Hands on with Messages for Mac

messages-chat

One of the new features of OS X Mountain Lion, coming this summer, is Messages for Mac. Messages replaces iChat and brings Apple’s iMessage service, first introduced with iOS 5 on iPhone and iPad, to the desktop. A beta version is available to download for use with OS X Lion today, and the final version should be made available this summer when Mountain Lion is released. I had a chance to take Messages for a spin, and there are some nice improvements to the iChat app.

On the surface, the functionality is roughly the same as previous versions of iChat. It supports text instant messaging with one person or in a group “conference room” and video chat with up to three other people. You can still enter multiple accounts from different services like AIM, Google Talk and other Jabber-based accounts. What’s new is that you can now connect your Mac to the same iMessage account that you use on your iPhone, iPad or iPod touch. When setting up an iMessage account, you can choose to use your email address, and you can optionally attach your phone number during setup.

Messages walks you through a quick setup when first launched and reveals a somewhat familiar window layout, with conversations listed on the left and the chat pane on the right. The “Buddies” window is still available to show which of your friends are online and available to chat. One thing that might look different is a Mail-like address bar labeled “To:” at the top of a new conversation, where you can just start typing the name of the recipient. It will find all the matches in your address book and present the various choices of phone numbers, email addresses and accounts associated with different chat services for that name. This is particularly important when using the iMessage service, where email might be associated with the Mac and the phone number might be associated with an iPhone.

The iMessage service supports “delivered” notifications just like on iOS, and optional “read” notifications to be returned to the sender after you’ve viewed their message. These settings are controlled in the app preferences, where you will also find general preferences, account setup, message settings, alert styles and audio/video settings.

When you launch a video chat with someone using Facetime, it actually launches the Facetime application on your Mac. AIM video chat is still available in the Messages application itself.

When I tried Messages out this morning, replies to an iMessage chat showed up in Messages on my Mac, but also appeared as notifications on my iPhone sitting next to me on the desk. I could switch back and forth between the two devices and continue the conversation on either one. The entire conversation was visible on both my Mac and my iPhone and the entire experience was completely seamless.

Conclusions

The importance of this seamless transition between devices for me is the ability to keep the context of the entire conversation in front of me, no matter where I chose to pick up and continue with my next reply. I might get some iMessage “texts” on my iPhone, but when I get back to the office, I can open my laptop and continue right where I left off.

It happens fairly often that clients (or my wife and kids) will text me about something that I need to look up on the computer to answer. As long as they are on iMessage, I can see the original question on my Mac and easily reply from there.
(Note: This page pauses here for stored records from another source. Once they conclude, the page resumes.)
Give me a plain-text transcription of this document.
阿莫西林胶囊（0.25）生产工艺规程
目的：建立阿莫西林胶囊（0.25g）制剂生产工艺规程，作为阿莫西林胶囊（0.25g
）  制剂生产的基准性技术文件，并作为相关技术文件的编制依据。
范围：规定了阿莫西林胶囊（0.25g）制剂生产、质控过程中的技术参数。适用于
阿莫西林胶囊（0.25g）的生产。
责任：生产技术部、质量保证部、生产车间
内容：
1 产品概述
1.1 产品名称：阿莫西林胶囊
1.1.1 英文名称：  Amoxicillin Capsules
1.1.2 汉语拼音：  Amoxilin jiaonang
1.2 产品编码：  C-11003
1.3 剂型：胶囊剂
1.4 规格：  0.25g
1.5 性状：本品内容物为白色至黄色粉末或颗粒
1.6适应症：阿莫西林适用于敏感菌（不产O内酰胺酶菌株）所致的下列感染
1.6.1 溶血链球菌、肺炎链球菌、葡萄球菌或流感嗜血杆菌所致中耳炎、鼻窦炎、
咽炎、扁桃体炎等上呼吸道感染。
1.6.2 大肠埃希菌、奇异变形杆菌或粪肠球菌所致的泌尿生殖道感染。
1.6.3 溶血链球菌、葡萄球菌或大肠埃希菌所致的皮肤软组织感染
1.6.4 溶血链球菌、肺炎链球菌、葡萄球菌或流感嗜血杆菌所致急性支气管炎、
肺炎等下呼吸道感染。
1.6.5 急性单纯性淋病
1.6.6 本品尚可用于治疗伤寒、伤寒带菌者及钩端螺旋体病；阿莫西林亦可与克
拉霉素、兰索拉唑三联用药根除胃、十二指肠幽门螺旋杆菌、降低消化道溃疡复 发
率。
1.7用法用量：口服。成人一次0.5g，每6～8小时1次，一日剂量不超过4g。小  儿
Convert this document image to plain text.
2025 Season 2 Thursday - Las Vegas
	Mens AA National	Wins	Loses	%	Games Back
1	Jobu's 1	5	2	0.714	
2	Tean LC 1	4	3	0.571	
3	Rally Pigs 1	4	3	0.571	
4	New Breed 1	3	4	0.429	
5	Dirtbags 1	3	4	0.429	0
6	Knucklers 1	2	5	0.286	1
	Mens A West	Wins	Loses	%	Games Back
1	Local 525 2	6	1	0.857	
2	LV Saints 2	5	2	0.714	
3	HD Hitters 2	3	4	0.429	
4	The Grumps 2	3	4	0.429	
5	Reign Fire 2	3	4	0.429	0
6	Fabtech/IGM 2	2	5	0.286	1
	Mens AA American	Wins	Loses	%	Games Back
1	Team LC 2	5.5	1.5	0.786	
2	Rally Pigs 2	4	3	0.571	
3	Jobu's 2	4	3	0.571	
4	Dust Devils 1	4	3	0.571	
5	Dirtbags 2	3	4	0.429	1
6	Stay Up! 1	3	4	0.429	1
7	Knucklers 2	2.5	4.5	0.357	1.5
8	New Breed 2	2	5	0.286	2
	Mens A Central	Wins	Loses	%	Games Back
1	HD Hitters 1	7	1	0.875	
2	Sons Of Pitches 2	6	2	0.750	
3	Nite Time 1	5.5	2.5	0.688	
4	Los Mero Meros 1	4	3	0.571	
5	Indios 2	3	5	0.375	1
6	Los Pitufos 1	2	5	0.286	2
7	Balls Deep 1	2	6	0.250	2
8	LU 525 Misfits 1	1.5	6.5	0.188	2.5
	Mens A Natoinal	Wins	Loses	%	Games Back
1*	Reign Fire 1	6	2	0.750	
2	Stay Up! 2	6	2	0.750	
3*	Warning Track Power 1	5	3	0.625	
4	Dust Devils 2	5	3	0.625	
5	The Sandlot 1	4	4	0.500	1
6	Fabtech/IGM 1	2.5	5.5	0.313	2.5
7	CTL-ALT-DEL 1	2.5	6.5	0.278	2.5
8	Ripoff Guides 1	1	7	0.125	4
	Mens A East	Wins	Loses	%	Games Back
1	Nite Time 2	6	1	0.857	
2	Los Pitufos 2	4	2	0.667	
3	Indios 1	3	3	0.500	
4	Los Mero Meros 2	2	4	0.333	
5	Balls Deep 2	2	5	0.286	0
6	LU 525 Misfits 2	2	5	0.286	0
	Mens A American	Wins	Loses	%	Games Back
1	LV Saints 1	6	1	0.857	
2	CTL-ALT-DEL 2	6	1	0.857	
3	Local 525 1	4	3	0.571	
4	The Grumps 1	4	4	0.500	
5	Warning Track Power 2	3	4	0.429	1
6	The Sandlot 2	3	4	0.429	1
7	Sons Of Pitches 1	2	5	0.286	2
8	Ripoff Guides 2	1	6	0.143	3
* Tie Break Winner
One nice detail is that the repeat notifications on the iPhone are muted when you read the message on your Mac. I left my iPhone untouched beside me while chatting with a friend on my Mac. I saw that the repeat notification that I usually get for text messages never showed up. This is great as long as the iMessage service knows that I read the reply in Messages for Mac. When I turned off Messages for Mac, the continued conversation now triggered repeat notifications on my iPhone.

The area that might require a little more polishing is that, when the message is unread on the Mac, it still appears to mute the repeat notification on the phone. If you left your Mac running unattended, you might not get repeat notifications of new messages on your iPhone. Obviously, this feature doesn’t affect everyone as some people might disable repeat notifications, but it does point out the necessity of being careful about working with betas and figuring out how things work, and what might change over time as Apple refines the Messages application.

Overall, I am pretty positive about the new features. I think Messages for Mac will actually be a big help in my professional and personal life and will make text/IM even more convenient. As for the big picture, I think the overall theme of Mountain Lion (including this beta of Messages for Mac on Lion) is not so much that iOS features and apps are coming to the Mac, but that the apps will work across both iOS and Mac in a completely seamless experience.